Obtaining a sample of blogs is–as with sampling on the web in general–not as easy as it should be. One way I’ve done this in the past is to sample from a “ping server.” Most weblog systems and services send pings out to updating services to let them know that new content has been posted. One of these servers is located a weblogs.com. Moving forward, I hope to use blo.gs, now that it has been bought up by Yahoo and is back in business. They’ve recently OKed my access, but I need to change my system a bit to draw pings from that server.
The last time I pulled from weblogs.com, it worked pretty well. Basically, I am working with a couple of other people to content analyze a relatively representative sample of weblogs. So, if I gather all the pings from a week from weblogs.com, and pull random blogs from that, I should have a decent sample.
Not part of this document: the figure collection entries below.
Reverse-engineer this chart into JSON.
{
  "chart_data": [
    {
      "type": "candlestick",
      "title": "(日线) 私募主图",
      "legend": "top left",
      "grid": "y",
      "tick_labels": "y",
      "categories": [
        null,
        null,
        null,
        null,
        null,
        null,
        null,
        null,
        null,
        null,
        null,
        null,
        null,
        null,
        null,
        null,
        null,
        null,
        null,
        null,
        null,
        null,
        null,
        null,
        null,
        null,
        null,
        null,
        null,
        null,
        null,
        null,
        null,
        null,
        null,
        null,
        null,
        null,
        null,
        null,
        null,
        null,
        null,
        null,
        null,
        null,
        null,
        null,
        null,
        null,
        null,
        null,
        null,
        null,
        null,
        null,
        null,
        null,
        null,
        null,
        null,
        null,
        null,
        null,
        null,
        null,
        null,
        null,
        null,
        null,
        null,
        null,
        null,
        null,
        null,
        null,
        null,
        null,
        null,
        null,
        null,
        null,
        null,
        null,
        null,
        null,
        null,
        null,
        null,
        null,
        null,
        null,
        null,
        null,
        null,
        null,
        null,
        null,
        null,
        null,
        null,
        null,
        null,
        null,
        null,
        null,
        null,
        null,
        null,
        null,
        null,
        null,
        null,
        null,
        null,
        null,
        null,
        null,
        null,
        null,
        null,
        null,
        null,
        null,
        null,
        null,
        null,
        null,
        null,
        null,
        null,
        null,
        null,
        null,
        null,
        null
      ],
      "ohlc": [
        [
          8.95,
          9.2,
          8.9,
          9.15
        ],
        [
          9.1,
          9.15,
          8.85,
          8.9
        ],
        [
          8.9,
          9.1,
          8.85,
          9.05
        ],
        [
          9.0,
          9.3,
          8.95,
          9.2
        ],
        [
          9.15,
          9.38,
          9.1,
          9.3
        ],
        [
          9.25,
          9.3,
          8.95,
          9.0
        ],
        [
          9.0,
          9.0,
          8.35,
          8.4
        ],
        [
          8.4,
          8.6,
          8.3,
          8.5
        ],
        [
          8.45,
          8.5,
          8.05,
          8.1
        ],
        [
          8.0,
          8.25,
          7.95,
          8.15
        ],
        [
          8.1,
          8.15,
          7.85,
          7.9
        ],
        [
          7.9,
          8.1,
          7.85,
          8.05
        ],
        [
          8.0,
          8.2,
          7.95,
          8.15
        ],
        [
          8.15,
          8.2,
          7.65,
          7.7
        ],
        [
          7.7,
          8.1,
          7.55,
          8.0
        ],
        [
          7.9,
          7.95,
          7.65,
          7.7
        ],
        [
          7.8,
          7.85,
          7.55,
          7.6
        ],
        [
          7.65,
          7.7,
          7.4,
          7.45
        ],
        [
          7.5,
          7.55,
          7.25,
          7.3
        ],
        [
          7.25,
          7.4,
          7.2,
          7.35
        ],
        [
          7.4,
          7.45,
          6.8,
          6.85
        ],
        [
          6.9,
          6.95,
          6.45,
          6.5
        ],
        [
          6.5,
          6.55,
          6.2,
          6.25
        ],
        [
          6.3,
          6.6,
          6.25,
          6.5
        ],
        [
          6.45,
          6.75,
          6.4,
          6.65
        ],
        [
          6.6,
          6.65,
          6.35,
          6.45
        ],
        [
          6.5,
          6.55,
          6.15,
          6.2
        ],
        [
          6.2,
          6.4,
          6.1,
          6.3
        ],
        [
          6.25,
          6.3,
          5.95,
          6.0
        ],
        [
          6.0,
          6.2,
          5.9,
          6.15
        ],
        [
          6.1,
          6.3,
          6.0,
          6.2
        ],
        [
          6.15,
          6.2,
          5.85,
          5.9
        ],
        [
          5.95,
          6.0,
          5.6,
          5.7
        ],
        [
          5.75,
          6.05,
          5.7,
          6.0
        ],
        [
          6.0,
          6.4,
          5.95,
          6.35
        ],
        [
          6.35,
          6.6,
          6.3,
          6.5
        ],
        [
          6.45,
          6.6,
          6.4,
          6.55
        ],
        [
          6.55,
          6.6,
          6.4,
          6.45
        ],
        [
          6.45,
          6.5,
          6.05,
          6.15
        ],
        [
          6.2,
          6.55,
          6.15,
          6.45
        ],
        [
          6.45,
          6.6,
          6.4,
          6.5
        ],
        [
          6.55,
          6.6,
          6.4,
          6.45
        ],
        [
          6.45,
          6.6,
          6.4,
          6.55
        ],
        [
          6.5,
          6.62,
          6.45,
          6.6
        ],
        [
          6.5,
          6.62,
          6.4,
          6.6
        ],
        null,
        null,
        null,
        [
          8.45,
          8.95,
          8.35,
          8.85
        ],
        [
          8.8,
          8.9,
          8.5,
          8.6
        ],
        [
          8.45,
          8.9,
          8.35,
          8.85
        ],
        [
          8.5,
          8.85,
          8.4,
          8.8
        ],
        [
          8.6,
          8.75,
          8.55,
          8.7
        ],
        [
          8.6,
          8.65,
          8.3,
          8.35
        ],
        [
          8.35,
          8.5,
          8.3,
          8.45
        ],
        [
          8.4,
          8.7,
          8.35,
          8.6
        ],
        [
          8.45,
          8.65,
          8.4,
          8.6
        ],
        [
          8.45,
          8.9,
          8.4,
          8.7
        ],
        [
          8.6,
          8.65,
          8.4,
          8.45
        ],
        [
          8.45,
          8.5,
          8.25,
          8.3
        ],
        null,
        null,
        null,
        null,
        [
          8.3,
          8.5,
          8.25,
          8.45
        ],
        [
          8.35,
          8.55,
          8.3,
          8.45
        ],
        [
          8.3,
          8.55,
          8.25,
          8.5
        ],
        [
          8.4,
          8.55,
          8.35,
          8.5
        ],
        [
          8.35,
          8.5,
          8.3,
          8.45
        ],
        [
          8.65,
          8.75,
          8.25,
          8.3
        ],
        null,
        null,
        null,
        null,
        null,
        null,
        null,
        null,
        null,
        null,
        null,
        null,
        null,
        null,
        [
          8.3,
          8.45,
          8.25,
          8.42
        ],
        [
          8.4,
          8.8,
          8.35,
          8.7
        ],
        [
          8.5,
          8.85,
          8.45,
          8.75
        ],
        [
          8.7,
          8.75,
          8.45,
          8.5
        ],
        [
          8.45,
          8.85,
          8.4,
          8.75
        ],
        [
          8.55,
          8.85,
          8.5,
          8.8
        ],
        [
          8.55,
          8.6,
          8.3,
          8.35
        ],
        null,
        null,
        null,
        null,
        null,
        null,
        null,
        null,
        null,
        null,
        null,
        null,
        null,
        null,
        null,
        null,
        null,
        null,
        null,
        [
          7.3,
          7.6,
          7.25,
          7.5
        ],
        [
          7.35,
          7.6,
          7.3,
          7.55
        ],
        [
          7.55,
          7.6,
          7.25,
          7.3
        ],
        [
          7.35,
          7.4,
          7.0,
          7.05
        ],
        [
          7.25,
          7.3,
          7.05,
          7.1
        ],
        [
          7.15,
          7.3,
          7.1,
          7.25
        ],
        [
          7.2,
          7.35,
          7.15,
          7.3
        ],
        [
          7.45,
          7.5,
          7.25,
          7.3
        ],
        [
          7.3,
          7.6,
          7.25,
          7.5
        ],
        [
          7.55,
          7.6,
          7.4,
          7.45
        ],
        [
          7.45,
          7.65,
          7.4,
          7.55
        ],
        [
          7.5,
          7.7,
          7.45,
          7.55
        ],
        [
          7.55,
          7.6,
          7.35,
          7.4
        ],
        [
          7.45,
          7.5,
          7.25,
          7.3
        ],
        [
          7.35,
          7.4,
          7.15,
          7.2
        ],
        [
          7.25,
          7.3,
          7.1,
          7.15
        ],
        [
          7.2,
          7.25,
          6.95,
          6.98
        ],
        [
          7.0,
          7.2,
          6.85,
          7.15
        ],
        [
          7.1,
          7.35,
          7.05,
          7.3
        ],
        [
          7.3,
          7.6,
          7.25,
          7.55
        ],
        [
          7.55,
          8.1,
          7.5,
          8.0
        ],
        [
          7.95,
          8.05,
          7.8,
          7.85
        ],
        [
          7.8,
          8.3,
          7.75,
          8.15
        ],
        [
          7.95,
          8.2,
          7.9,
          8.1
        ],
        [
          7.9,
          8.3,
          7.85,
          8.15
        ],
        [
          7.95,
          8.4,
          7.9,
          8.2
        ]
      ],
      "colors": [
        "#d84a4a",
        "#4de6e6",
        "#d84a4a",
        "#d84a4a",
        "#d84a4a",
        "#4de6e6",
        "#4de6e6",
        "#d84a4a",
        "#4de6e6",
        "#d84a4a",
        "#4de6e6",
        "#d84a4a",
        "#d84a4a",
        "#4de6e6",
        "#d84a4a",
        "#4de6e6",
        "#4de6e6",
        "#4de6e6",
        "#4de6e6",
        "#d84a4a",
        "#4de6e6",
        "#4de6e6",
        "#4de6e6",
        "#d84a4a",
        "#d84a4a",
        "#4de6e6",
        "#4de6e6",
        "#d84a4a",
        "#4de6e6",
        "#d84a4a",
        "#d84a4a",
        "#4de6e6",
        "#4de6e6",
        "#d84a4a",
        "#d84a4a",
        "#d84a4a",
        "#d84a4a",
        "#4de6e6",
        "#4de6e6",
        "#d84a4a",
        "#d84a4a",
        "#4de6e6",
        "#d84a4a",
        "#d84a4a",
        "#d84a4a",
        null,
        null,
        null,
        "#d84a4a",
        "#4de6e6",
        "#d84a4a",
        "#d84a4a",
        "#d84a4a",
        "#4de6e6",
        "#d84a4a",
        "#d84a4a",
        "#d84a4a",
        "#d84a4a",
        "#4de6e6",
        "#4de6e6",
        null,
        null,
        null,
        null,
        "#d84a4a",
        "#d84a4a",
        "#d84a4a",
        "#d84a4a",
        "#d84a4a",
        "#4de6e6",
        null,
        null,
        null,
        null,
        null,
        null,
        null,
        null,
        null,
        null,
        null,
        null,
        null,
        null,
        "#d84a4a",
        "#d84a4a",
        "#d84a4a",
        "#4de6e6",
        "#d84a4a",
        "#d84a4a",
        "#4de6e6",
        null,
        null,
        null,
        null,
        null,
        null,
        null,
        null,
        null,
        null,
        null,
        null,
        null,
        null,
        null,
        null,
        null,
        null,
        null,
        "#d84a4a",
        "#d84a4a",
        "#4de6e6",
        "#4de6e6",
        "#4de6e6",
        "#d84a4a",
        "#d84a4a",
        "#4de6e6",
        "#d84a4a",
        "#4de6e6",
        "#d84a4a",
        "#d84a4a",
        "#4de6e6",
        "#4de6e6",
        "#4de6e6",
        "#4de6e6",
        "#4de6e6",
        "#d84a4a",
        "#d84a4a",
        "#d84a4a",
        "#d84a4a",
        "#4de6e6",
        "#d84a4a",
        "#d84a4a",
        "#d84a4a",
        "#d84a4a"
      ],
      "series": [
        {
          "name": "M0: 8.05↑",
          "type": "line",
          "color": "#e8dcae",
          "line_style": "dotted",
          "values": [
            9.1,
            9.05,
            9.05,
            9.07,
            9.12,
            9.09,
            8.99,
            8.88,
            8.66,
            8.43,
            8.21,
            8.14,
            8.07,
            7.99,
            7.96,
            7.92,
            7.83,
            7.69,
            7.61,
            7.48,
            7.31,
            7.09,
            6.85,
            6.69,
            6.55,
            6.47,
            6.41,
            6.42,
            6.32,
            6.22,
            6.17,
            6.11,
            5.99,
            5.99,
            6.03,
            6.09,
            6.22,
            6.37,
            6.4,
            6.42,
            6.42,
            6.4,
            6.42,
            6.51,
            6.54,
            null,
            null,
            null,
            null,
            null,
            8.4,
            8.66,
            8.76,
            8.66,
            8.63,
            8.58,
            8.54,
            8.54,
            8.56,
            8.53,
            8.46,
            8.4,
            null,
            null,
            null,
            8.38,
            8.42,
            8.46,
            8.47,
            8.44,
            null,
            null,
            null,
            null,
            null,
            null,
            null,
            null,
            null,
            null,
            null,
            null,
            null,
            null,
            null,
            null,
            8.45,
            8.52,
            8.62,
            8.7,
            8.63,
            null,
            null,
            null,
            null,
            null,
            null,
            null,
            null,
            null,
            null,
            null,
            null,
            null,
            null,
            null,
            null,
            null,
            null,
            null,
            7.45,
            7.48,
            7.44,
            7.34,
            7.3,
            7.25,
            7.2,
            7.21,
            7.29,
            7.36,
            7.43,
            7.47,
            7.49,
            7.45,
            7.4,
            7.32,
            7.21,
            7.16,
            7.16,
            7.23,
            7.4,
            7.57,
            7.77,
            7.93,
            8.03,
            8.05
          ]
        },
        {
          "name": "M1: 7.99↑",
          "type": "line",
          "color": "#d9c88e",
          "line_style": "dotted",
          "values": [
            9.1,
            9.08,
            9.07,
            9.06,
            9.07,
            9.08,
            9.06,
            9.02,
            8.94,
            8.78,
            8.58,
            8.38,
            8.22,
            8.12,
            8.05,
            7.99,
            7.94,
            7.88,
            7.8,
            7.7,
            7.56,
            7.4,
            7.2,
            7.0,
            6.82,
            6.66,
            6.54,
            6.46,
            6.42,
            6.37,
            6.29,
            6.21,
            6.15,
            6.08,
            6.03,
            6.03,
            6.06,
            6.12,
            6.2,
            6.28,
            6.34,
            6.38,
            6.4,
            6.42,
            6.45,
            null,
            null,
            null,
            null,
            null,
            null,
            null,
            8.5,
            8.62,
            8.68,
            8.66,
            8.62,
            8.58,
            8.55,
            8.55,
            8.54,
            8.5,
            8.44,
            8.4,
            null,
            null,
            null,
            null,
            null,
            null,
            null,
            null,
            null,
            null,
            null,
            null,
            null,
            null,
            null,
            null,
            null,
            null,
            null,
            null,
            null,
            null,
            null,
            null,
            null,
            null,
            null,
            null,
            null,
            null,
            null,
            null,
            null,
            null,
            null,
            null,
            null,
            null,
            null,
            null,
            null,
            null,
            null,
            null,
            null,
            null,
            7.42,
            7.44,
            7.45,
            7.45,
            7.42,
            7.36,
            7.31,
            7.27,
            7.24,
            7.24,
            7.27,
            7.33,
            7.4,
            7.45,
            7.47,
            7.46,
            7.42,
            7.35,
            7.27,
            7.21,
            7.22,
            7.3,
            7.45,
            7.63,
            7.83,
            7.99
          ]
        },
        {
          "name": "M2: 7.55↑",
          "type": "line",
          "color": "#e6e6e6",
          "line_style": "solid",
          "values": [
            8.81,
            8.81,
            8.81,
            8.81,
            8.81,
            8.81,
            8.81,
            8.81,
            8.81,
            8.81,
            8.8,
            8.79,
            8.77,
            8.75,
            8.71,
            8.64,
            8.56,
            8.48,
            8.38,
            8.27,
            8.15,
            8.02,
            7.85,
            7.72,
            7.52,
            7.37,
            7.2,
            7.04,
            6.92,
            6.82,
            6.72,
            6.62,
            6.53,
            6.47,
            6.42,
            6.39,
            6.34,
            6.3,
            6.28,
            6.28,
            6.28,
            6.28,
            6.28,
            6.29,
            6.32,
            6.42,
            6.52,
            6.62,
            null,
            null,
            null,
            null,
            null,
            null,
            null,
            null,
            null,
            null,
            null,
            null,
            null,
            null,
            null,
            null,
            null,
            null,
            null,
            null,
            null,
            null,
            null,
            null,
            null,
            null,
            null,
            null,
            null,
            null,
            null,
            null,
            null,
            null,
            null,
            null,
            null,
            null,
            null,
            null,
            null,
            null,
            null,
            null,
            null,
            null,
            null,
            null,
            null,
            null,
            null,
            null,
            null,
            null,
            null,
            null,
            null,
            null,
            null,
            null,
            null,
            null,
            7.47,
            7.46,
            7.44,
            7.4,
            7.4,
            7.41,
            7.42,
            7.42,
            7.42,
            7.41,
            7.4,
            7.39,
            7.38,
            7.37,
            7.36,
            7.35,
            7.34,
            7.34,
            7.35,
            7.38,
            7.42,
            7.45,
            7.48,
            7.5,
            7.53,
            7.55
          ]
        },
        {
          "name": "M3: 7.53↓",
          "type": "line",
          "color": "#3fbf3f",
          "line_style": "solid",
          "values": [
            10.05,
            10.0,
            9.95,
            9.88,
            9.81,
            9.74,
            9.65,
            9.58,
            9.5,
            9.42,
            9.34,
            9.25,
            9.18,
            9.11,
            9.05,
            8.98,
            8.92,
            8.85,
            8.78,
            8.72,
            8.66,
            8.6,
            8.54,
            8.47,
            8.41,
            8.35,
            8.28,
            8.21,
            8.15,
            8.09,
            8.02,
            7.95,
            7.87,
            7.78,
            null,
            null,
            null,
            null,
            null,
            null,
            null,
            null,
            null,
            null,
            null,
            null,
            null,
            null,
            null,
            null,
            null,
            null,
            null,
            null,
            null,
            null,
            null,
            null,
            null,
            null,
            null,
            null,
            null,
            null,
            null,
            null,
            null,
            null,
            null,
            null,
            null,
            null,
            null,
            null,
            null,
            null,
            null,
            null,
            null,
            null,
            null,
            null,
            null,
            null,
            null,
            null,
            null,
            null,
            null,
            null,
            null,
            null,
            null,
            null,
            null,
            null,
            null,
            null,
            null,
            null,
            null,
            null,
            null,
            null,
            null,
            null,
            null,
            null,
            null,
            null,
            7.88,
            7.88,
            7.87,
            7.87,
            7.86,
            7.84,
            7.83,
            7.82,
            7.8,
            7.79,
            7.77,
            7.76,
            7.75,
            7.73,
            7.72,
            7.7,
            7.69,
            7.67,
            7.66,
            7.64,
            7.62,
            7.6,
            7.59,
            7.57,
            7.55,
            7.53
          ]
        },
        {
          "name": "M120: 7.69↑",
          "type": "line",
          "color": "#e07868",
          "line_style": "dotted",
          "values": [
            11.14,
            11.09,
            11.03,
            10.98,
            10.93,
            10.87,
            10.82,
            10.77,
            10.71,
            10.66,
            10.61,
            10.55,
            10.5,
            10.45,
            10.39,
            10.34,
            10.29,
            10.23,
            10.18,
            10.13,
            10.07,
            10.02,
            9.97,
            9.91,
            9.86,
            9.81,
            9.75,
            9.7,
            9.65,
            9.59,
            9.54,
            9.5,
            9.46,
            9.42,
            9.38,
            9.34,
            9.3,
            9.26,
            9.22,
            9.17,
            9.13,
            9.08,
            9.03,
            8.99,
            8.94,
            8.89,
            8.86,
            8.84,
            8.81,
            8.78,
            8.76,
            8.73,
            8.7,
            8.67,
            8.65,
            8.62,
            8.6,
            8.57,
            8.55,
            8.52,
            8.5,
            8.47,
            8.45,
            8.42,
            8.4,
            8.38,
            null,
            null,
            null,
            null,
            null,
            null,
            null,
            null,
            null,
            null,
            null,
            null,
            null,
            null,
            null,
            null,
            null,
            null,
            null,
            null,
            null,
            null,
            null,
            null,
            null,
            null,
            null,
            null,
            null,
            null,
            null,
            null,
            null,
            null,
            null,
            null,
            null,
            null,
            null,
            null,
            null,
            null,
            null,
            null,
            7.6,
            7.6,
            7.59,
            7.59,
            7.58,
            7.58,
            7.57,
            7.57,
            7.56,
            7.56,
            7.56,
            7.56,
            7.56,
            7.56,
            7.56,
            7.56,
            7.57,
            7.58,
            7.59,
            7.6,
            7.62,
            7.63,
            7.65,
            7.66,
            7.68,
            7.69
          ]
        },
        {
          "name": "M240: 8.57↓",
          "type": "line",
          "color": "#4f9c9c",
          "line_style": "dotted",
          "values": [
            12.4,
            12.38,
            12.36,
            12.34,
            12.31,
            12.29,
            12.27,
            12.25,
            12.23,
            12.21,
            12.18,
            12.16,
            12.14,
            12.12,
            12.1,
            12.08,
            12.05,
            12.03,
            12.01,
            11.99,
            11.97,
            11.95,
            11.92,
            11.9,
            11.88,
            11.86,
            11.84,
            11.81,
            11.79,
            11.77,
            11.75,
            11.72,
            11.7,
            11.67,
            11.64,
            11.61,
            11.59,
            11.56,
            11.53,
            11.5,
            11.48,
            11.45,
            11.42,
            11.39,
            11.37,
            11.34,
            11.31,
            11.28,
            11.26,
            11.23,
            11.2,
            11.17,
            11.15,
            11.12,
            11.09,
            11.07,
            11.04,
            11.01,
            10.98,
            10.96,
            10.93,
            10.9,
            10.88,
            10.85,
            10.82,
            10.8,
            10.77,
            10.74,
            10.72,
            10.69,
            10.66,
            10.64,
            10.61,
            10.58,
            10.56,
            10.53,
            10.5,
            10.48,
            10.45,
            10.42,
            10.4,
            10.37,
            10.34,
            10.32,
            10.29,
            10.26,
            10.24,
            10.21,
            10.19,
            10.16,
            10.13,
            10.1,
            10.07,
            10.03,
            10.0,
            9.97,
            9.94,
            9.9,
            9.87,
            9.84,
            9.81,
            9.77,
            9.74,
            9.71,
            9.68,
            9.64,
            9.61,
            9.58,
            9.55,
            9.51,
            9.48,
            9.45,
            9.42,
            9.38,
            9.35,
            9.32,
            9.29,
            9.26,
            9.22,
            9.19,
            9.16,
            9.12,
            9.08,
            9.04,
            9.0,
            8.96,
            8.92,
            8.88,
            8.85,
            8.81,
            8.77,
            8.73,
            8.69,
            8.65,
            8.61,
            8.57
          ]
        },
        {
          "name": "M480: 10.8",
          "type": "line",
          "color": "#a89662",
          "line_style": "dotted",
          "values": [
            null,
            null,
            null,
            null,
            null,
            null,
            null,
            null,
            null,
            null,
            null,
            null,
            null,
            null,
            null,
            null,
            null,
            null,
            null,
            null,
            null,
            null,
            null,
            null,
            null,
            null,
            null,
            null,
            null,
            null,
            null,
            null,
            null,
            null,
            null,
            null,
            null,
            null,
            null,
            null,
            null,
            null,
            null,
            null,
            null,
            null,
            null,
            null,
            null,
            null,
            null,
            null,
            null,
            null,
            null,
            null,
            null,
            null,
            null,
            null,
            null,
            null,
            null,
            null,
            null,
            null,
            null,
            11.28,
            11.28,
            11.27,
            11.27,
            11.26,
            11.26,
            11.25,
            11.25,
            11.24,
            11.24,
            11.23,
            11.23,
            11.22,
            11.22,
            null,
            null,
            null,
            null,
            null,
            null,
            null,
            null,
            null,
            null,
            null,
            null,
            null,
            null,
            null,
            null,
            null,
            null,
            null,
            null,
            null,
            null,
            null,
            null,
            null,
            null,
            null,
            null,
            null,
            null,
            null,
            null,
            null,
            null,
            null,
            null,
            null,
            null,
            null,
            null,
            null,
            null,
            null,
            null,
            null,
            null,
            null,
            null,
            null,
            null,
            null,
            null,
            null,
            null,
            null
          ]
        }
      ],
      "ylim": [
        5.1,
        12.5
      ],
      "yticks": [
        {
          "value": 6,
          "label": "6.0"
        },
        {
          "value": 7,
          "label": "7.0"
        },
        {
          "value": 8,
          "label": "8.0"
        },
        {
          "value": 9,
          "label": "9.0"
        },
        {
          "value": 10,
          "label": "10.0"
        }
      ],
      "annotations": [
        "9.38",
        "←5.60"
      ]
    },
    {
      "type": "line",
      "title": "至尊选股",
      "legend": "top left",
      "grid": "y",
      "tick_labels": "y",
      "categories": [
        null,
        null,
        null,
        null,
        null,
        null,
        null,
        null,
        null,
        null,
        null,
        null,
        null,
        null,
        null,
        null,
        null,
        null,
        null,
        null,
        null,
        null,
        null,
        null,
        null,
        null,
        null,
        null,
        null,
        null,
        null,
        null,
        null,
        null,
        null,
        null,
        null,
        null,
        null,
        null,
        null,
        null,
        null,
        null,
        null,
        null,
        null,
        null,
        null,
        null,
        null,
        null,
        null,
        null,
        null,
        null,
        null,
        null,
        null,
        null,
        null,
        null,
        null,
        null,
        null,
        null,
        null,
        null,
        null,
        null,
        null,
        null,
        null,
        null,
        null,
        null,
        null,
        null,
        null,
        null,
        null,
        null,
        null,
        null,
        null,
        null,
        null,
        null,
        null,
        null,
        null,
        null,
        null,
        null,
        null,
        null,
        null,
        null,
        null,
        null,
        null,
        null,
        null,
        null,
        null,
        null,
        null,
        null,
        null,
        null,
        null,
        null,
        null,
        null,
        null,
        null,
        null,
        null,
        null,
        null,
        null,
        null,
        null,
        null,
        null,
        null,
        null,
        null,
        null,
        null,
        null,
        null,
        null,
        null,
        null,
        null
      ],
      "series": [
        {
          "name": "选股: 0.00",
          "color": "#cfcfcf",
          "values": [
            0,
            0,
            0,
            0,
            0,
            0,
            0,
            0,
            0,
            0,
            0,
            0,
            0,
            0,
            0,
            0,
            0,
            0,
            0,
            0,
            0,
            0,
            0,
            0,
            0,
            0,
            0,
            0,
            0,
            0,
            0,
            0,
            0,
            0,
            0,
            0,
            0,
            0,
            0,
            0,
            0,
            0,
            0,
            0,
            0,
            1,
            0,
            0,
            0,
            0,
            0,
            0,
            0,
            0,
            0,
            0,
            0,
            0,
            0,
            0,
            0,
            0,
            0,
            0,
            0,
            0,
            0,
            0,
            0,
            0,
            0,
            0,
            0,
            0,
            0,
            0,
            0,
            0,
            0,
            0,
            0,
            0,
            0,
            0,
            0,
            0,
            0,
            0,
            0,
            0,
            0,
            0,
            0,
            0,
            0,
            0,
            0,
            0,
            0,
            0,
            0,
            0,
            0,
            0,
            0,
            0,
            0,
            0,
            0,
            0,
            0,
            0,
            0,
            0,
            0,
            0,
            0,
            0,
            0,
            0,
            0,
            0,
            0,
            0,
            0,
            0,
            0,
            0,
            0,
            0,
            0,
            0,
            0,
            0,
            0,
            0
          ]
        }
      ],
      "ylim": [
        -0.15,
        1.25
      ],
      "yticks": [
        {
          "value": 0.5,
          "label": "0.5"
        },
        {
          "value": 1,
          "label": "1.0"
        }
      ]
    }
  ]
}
I have a couple of restrictions: that it be apparently single-author, that it be written primarily in English, and that it not be primarily commercial in purpose. This necessitates sifting through the sample by hand, and I’m doing this 100 blogs at a time.
I was prepared for the number of splogs (spam blogs). It doesn’t take much to notice that spam has infested the blogosphere. I was less prepared for the number of Asian-language blogs, particularly Chinese.
I kept an informal count of the last 100 I looked at. Of these, only 23 met the requirements I laid out above. 44 were splogs, 20 were written primarily in Chinese, and 12 in another language (four in Japanese, a couple in Thai, a couple in Farsi, one Russian, one Portuguese, and two in Spanish). I think it would be a mistake to extend this and suggest that 20% of the blogosphere is Chinese, but from an informal, personal perspective, the increase in Chinese-language bloggers is striking.